Издательство Академии Наук СССР, Москва—Ленинград, 1951.
Перевод и комментарии В. О. Горенштейна.
494. Луцию Папирию Пету, в Неаполь
Рим, середина октября 46 г.
Цицерон Пету привет.
1. Отвечу на два твои письма: на одно, которое я получил от Зета1 четыре дня назад; на другое, которое доставил письмоносец Филерот. Из твоего первого письма я понял, что тебе очень приятно мое беспокойство о твоем здоровье, усмотренное тобой, к моей радости; но, поверь мне, на основании письма ты не мог усмотреть его так, как есть на самом деле. Ведь хотя я и вижу, что я уважаем и любим достаточно многими — ведь иначе я не могу сказать, — но ты мне приятнее, чем все они; ведь то, что ты меня любишь, что ты делаешь это и уже давно и постоянно, — правда, великое и, пожалуй, величайшее дело, но общее у тебя со всеми; но то, что ты сам так заслуживаешь любви и так любезен и так приятен во всех отношениях, — это собственно твое.
2. К этому присоединяются не аттические, но еще более остроумные, нежели у аттических писателей, старые римские и городские остроты. Меня же — пожалуй, думай, что угодно, — удивительно увлекают шутки и сильнее всего отечественные, особенно когда я вижу, что они были забыты в Лации — сначала тогда, когда в наш город была влита иноземщина2, а теперь даже носящие штаны и заальпийские народы3, так что не видно и следа былого остроумия. Поэтому, когда я вижу тебя, мне кажется, будто я вижу всех Граниев4, всех Луцилиев5, сказать правду — также Крассов6 и Лелиев: пусть умру я, если, помимо тебя, знаю еще кого-нибудь, у кого я мог бы подметить подобие древней и родной веселости. Раз к этому остроумию присоединяется такая любовь ко мне, ты удивляешься, что я был так убит столь сильным расстройством твоего здоровья?
3. Но во втором письме ты оправдываешься, говоря, что ты был не противником моей неаполитанской покупки, но сторонником умеренности; — любезно, и я иначе этого и не принял. Однако я понял то же, что понимаю благодаря этому письму, — ты (как и я полагал) не признал дозволенным для меня оставить эти дела, правда, не совсем, но в значительной части. Ты мне говоришь о Катуле7 и о тех временах. Что похожего? Даже я сам согласился бы тогда дольше не участвовать в охране государства: ведь я сидел на корме и держал кормило; теперь же едва есть место в трюме8.

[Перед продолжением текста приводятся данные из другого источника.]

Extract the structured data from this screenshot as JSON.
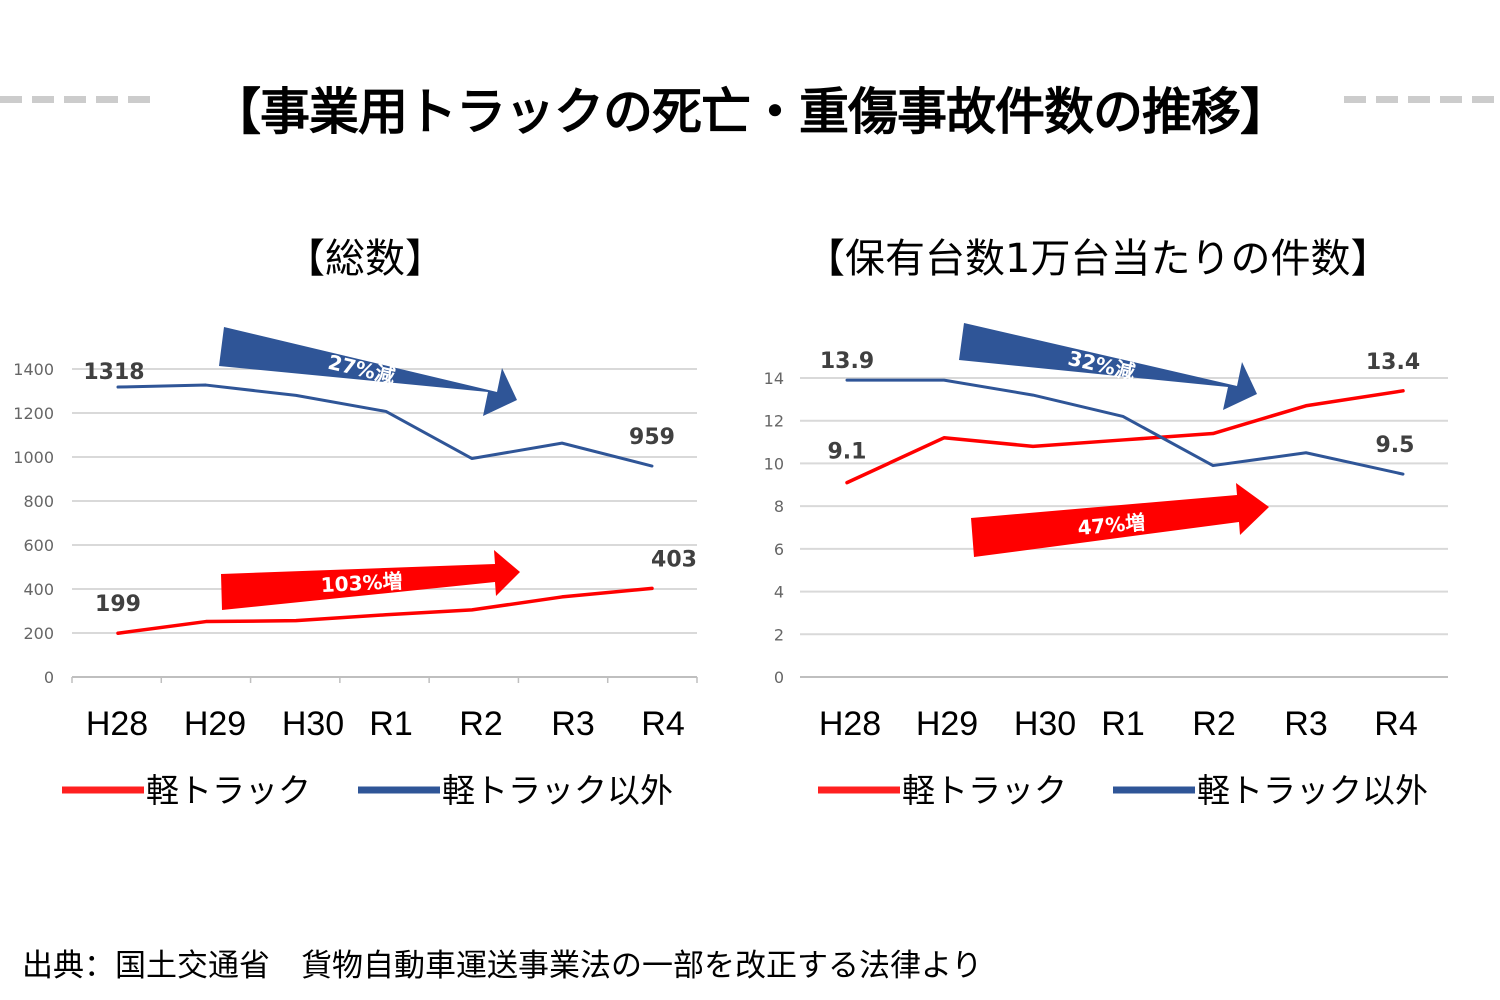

4. Или ты считаешь, что будет выходить меньше постановлений сената, если я буду находиться в Неаполе? Когда я в Риме и постоянно на форуме, постановления сената пишутся у твоего поклонника, моего близкого9; когда приходит на ум, то упоминают о моем присутствии при записи10, и я узнаю, что постановление сената, которое, как говорят, вынесено по моему предложению, доставлено в Армению и Сирию раньше, чем вообще было сделано какое-либо упоминание об этом. Однако я не хотел бы, чтобы ты считал, будто я говорю это в шутку: знай — от царей далеких окраин мне уже доставлены письма, в которых они благодарят меня за то, что я в высказанном мною мнении назвал их царями, а я не знал не только того, что они названы царями, но даже того, что они вообще родились.
5. Так что же? Все-таки, пока этот наш префект нравов11 будет здесь, я буду повиноваться твоему авторитету; когда же он уедет, соберусь на твои грибы12. Если у меня будет дом, то я на десять дней растяну траты одного дня, установленные законом о расходах. Если же я не найду того, что мне нравится, то я решил поселиться у тебя; ведь я знаю, что я не могу сделать ничего более приятного тебе. На дом Суллы13 я уже терял надежду, как я недавно написал тебе; но я все-таки не отбросил ее. Пожалуйста, осмотри его вместе с мастерами, как ты пишешь; если в стенах или в кровле нет никакого изъяна, то прочее я одобрю.